Aeroscroll Gallery – Infinite Scroll Image Gallery & Post Grid with Photo Gallery Security & Risk Analysis

The aeroscroll-gallery plugin exhibits a mixed security posture. On the positive side, it demonstrates strong adherence to secure coding practices by utilizing prepared statements for all SQL queries and performing capability checks on a significant portion of its entry points. The absence of dangerous functions is also a good sign. However, several critical areas raise concerns. The presence of 4 REST API routes without permission callbacks exposes potential vulnerabilities for unauthenticated users. The taint analysis revealed 2 flows with unsanitized paths and one high-severity flow, indicating a risk of malicious input being processed in a way that could lead to unintended actions, potentially related to file system access given the plugin's file operation count.

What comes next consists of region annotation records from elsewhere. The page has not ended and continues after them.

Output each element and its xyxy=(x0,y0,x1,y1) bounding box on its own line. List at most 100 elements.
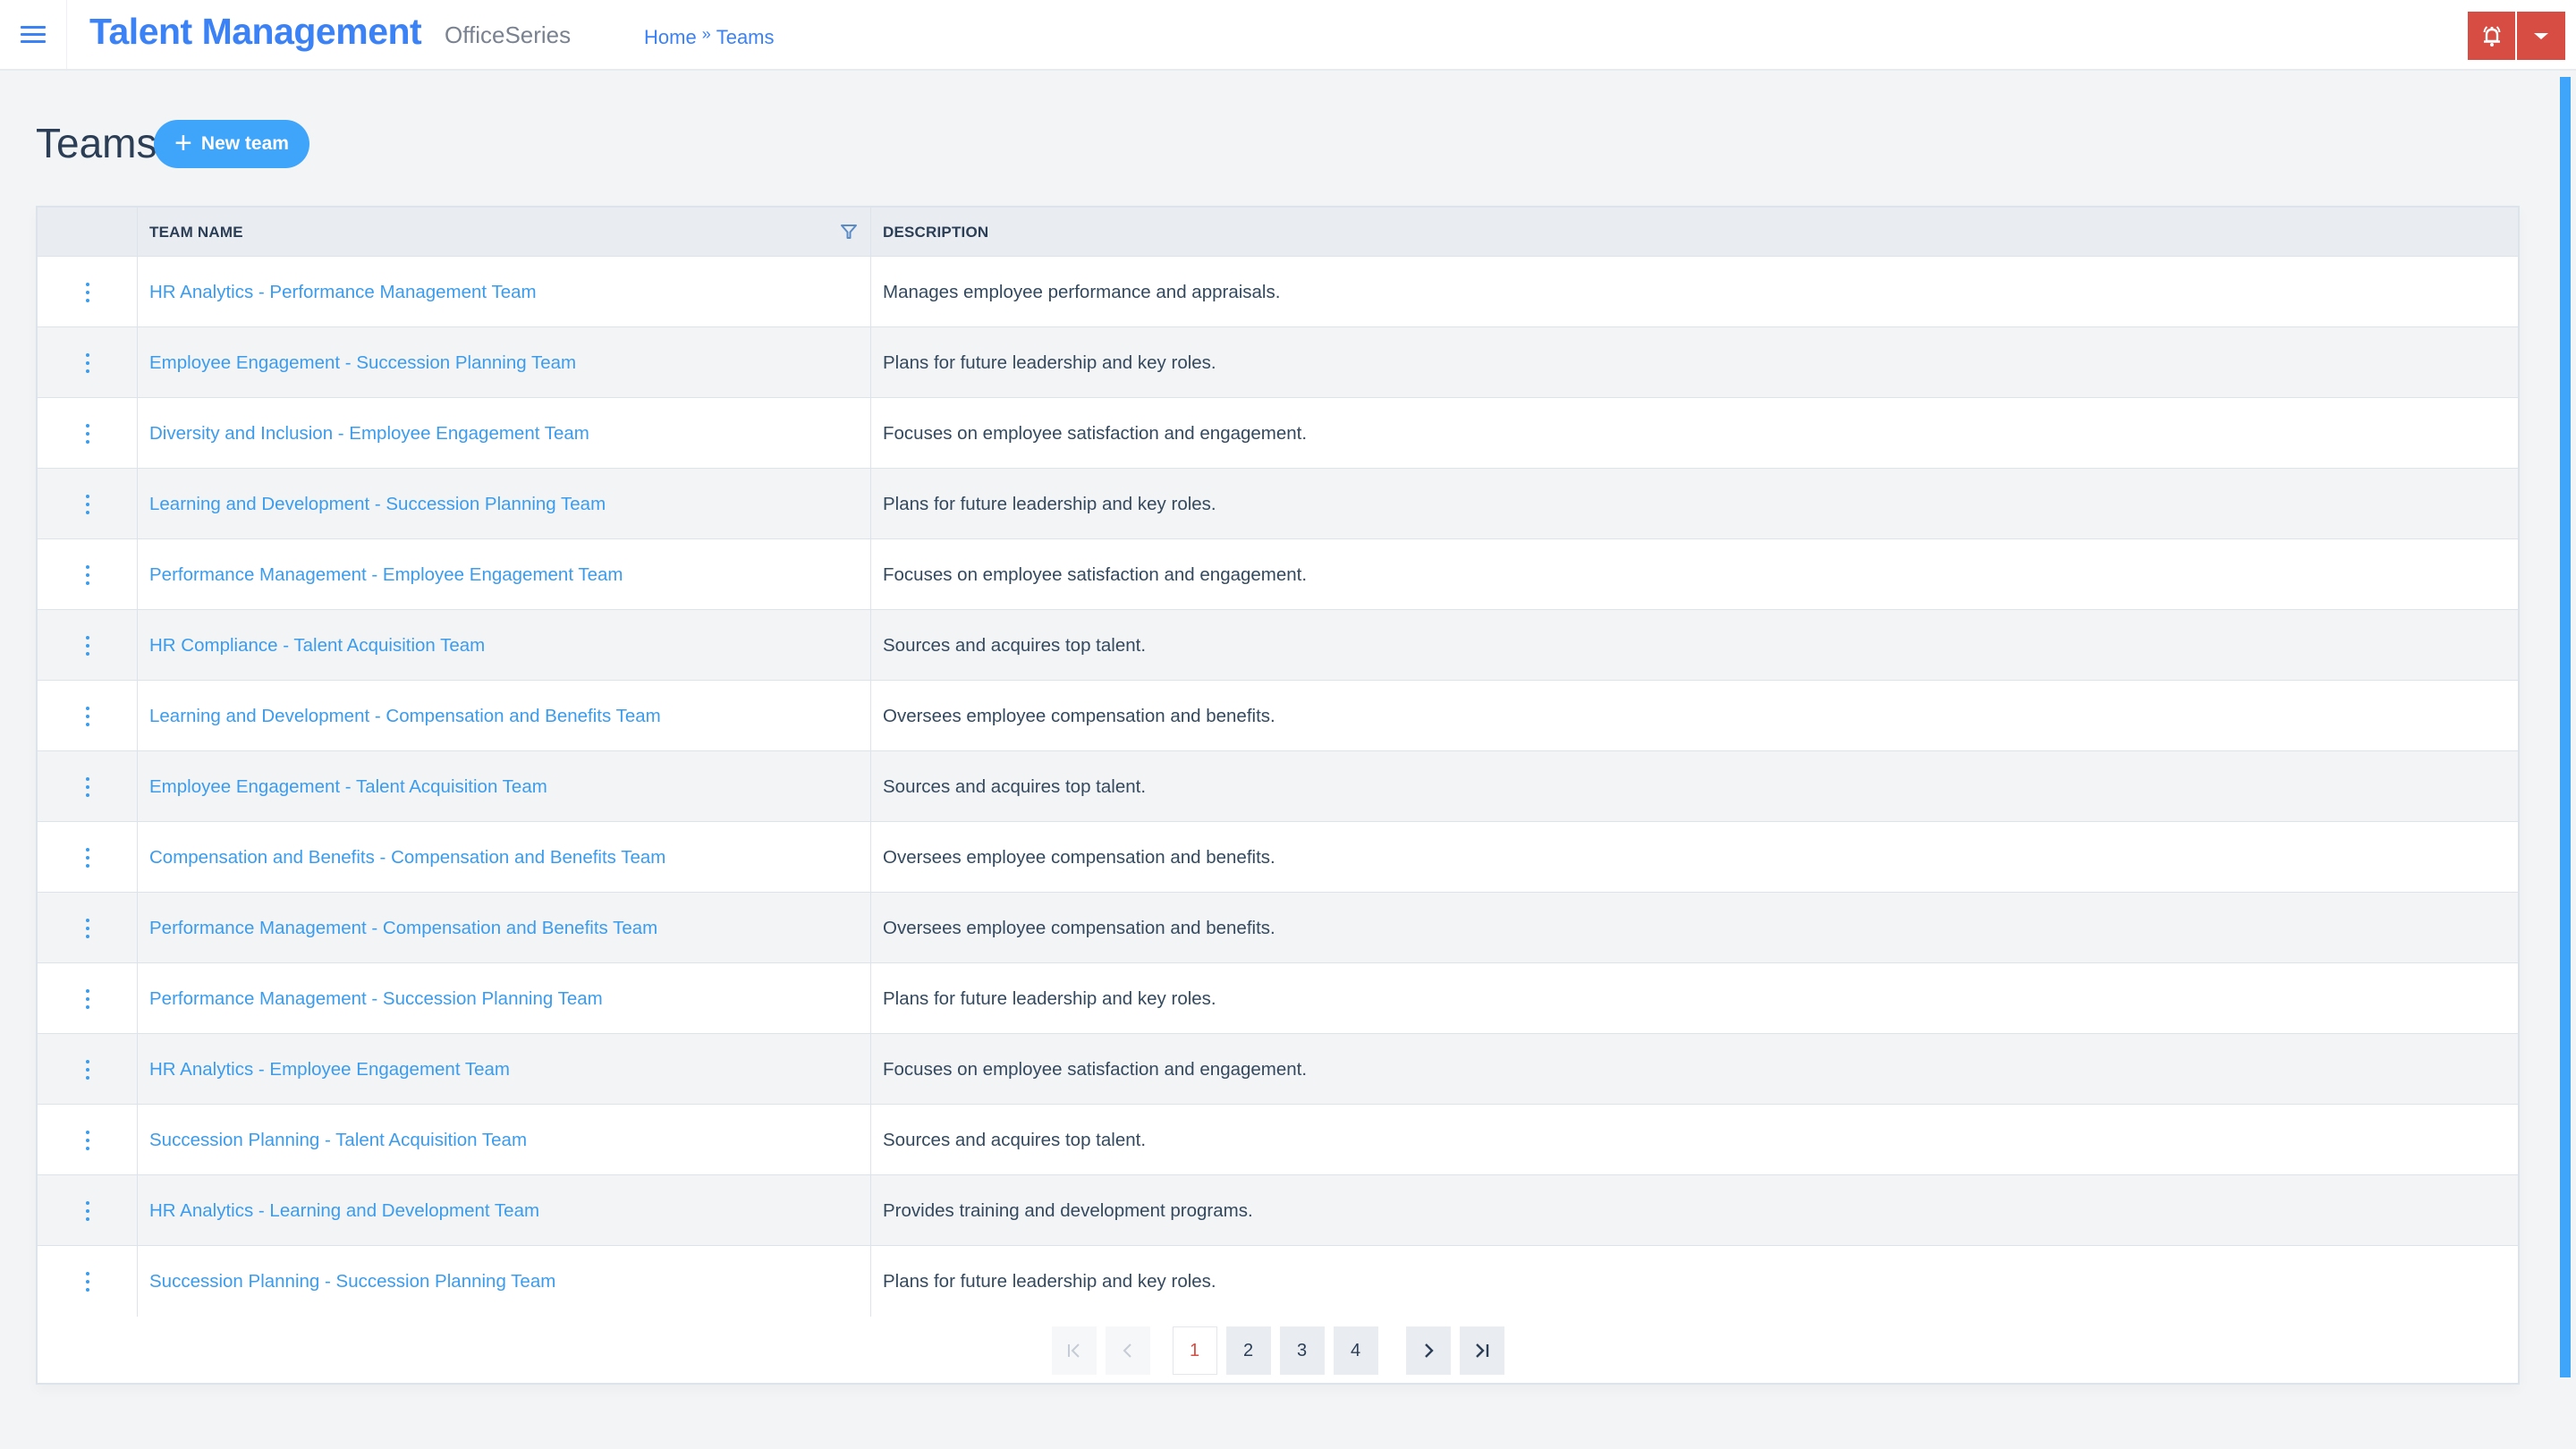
team-name-link[interactable]: HR Compliance - Talent Acquisition Team xyxy=(149,635,485,657)
kebab-menu-icon[interactable] xyxy=(79,420,97,447)
column-header-description[interactable]: DESCRIPTION xyxy=(871,208,2520,257)
kebab-menu-icon[interactable] xyxy=(79,1268,97,1295)
team-name-cell: Succession Planning - Talent Acquisition… xyxy=(138,1105,871,1175)
team-name-link[interactable]: Diversity and Inclusion - Employee Engag… xyxy=(149,423,589,445)
kebab-menu-icon[interactable] xyxy=(79,986,97,1013)
table-row: Performance Management - Employee Engage… xyxy=(38,539,2518,610)
team-name-link[interactable]: HR Analytics - Learning and Development … xyxy=(149,1200,539,1222)
row-actions-cell xyxy=(38,963,138,1034)
description-cell: Provides training and development progra… xyxy=(883,1199,1253,1221)
kebab-menu-icon[interactable] xyxy=(79,350,97,377)
kebab-menu-icon[interactable] xyxy=(79,562,97,589)
team-name-link[interactable]: Performance Management - Compensation an… xyxy=(149,918,657,939)
alerts-button[interactable] xyxy=(2468,12,2515,60)
first-page-icon xyxy=(1067,1343,1080,1358)
team-name-cell: Performance Management - Employee Engage… xyxy=(138,539,871,610)
table-body: HR Analytics - Performance Management Te… xyxy=(38,257,2518,1317)
table-row: Performance Management - Compensation an… xyxy=(38,893,2518,963)
breadcrumb: Home » Teams xyxy=(644,24,775,49)
breadcrumb-teams[interactable]: Teams xyxy=(716,26,775,49)
pagination: 1 2 3 4 xyxy=(38,1326,2518,1376)
team-name-cell: Employee Engagement - Succession Plannin… xyxy=(138,327,871,398)
menu-toggle-button[interactable] xyxy=(0,0,67,69)
team-name-link[interactable]: Succession Planning - Talent Acquisition… xyxy=(149,1130,527,1151)
team-name-cell: Performance Management - Compensation an… xyxy=(138,893,871,963)
kebab-menu-icon[interactable] xyxy=(79,632,97,659)
kebab-menu-icon[interactable] xyxy=(79,279,97,306)
team-name-link[interactable]: Succession Planning - Succession Plannin… xyxy=(149,1271,555,1292)
last-page-icon xyxy=(1475,1343,1488,1358)
description-cell: Sources and acquires top talent. xyxy=(883,634,1147,656)
first-page-button[interactable] xyxy=(1051,1326,1097,1375)
table-row: HR Analytics - Performance Management Te… xyxy=(38,257,2518,327)
kebab-menu-icon[interactable] xyxy=(79,1056,97,1083)
description-cell: Focuses on employee satisfaction and eng… xyxy=(883,1058,1308,1080)
last-page-button[interactable] xyxy=(1459,1326,1504,1375)
table-row: HR Compliance - Talent Acquisition Team S… xyxy=(38,610,2518,681)
vertical-scrollbar[interactable] xyxy=(2560,77,2571,1377)
description-cell: Manages employee performance and apprais… xyxy=(883,281,1281,302)
team-name-link[interactable]: HR Analytics - Employee Engagement Team xyxy=(149,1059,510,1080)
team-name-cell: Compensation and Benefits - Compensation… xyxy=(138,822,871,893)
breadcrumb-home[interactable]: Home xyxy=(644,26,697,49)
table-row: Performance Management - Succession Plan… xyxy=(38,963,2518,1034)
row-actions-cell xyxy=(38,610,138,681)
team-name-cell: Diversity and Inclusion - Employee Engag… xyxy=(138,398,871,469)
row-actions-cell xyxy=(38,1105,138,1175)
chevron-right-icon xyxy=(1424,1343,1434,1358)
next-page-button[interactable] xyxy=(1405,1326,1451,1375)
team-name-cell: Employee Engagement - Talent Acquisition… xyxy=(138,751,871,822)
breadcrumb-separator: » xyxy=(701,24,711,43)
table-row: Compensation and Benefits - Compensation… xyxy=(38,822,2518,893)
team-name-link[interactable]: Performance Management - Employee Engage… xyxy=(149,564,623,586)
team-name-link[interactable]: Employee Engagement - Talent Acquisition… xyxy=(149,776,547,798)
row-actions-cell xyxy=(38,469,138,539)
page-title: Teams xyxy=(36,120,157,166)
page-button-3[interactable]: 3 xyxy=(1279,1326,1325,1375)
table-row: Learning and Development - Compensation … xyxy=(38,681,2518,751)
description-cell: Plans for future leadership and key role… xyxy=(883,987,1216,1009)
description-cell: Plans for future leadership and key role… xyxy=(883,352,1216,373)
team-name-link[interactable]: Learning and Development - Succession Pl… xyxy=(149,494,606,515)
team-name-link[interactable]: Compensation and Benefits - Compensation… xyxy=(149,847,665,869)
page-button-4[interactable]: 4 xyxy=(1333,1326,1378,1375)
team-name-link[interactable]: Performance Management - Succession Plan… xyxy=(149,988,603,1010)
kebab-menu-icon[interactable] xyxy=(79,774,97,801)
row-actions-cell xyxy=(38,751,138,822)
kebab-menu-icon[interactable] xyxy=(79,1198,97,1224)
user-dropdown-button[interactable] xyxy=(2517,12,2565,60)
app-title[interactable]: Talent Management xyxy=(89,11,422,53)
previous-page-button[interactable] xyxy=(1105,1326,1150,1375)
new-team-button[interactable]: + New team xyxy=(154,120,309,168)
kebab-menu-icon[interactable] xyxy=(79,491,97,518)
column-header-actions xyxy=(38,208,138,257)
top-navbar: Talent Management OfficeSeries Home » Te… xyxy=(0,0,2576,71)
description-cell: Plans for future leadership and key role… xyxy=(883,493,1216,514)
team-name-link[interactable]: HR Analytics - Performance Management Te… xyxy=(149,282,537,303)
team-name-link[interactable]: Learning and Development - Compensation … xyxy=(149,706,661,727)
page-button-1[interactable]: 1 xyxy=(1172,1326,1217,1375)
row-actions-cell xyxy=(38,1246,138,1317)
plus-icon: + xyxy=(174,125,192,160)
description-cell: Sources and acquires top talent. xyxy=(883,1129,1147,1150)
page-button-2[interactable]: 2 xyxy=(1225,1326,1271,1375)
table-header: TEAM NAME DESCRIPTION xyxy=(38,208,2518,257)
column-header-team-name-label: TEAM NAME xyxy=(149,223,243,241)
kebab-menu-icon[interactable] xyxy=(79,703,97,730)
filter-icon[interactable] xyxy=(840,223,858,241)
column-header-team-name[interactable]: TEAM NAME xyxy=(138,208,871,257)
team-name-cell: HR Analytics - Learning and Development … xyxy=(138,1175,871,1246)
row-actions-cell xyxy=(38,257,138,327)
row-actions-cell xyxy=(38,822,138,893)
kebab-menu-icon[interactable] xyxy=(79,1127,97,1154)
kebab-menu-icon[interactable] xyxy=(79,915,97,942)
team-name-cell: HR Analytics - Performance Management Te… xyxy=(138,257,871,327)
new-team-button-label: New team xyxy=(200,133,289,154)
team-name-cell: Learning and Development - Compensation … xyxy=(138,681,871,751)
kebab-menu-icon[interactable] xyxy=(79,844,97,871)
suite-name: OfficeSeries xyxy=(445,21,572,48)
team-name-link[interactable]: Employee Engagement - Succession Plannin… xyxy=(149,352,576,374)
table-row: Succession Planning - Succession Plannin… xyxy=(38,1246,2518,1317)
hamburger-menu-icon xyxy=(21,25,46,44)
row-actions-cell xyxy=(38,893,138,963)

The vulnerability history is particularly concerning, with one known medium-severity CVE, specifically a 'Path Traversal' vulnerability, which is still unpatched. This, combined with the taint analysis findings, strongly suggests a recurring pattern of issues related to handling user-supplied path information insecurely. While the plugin has strengths in database interaction and access control for many endpoints, the combination of unprotected REST API routes and identified path-related vulnerabilities presents a tangible risk that requires immediate attention. The unpatched CVE indicates a lack of timely security patching, further exacerbating the risk.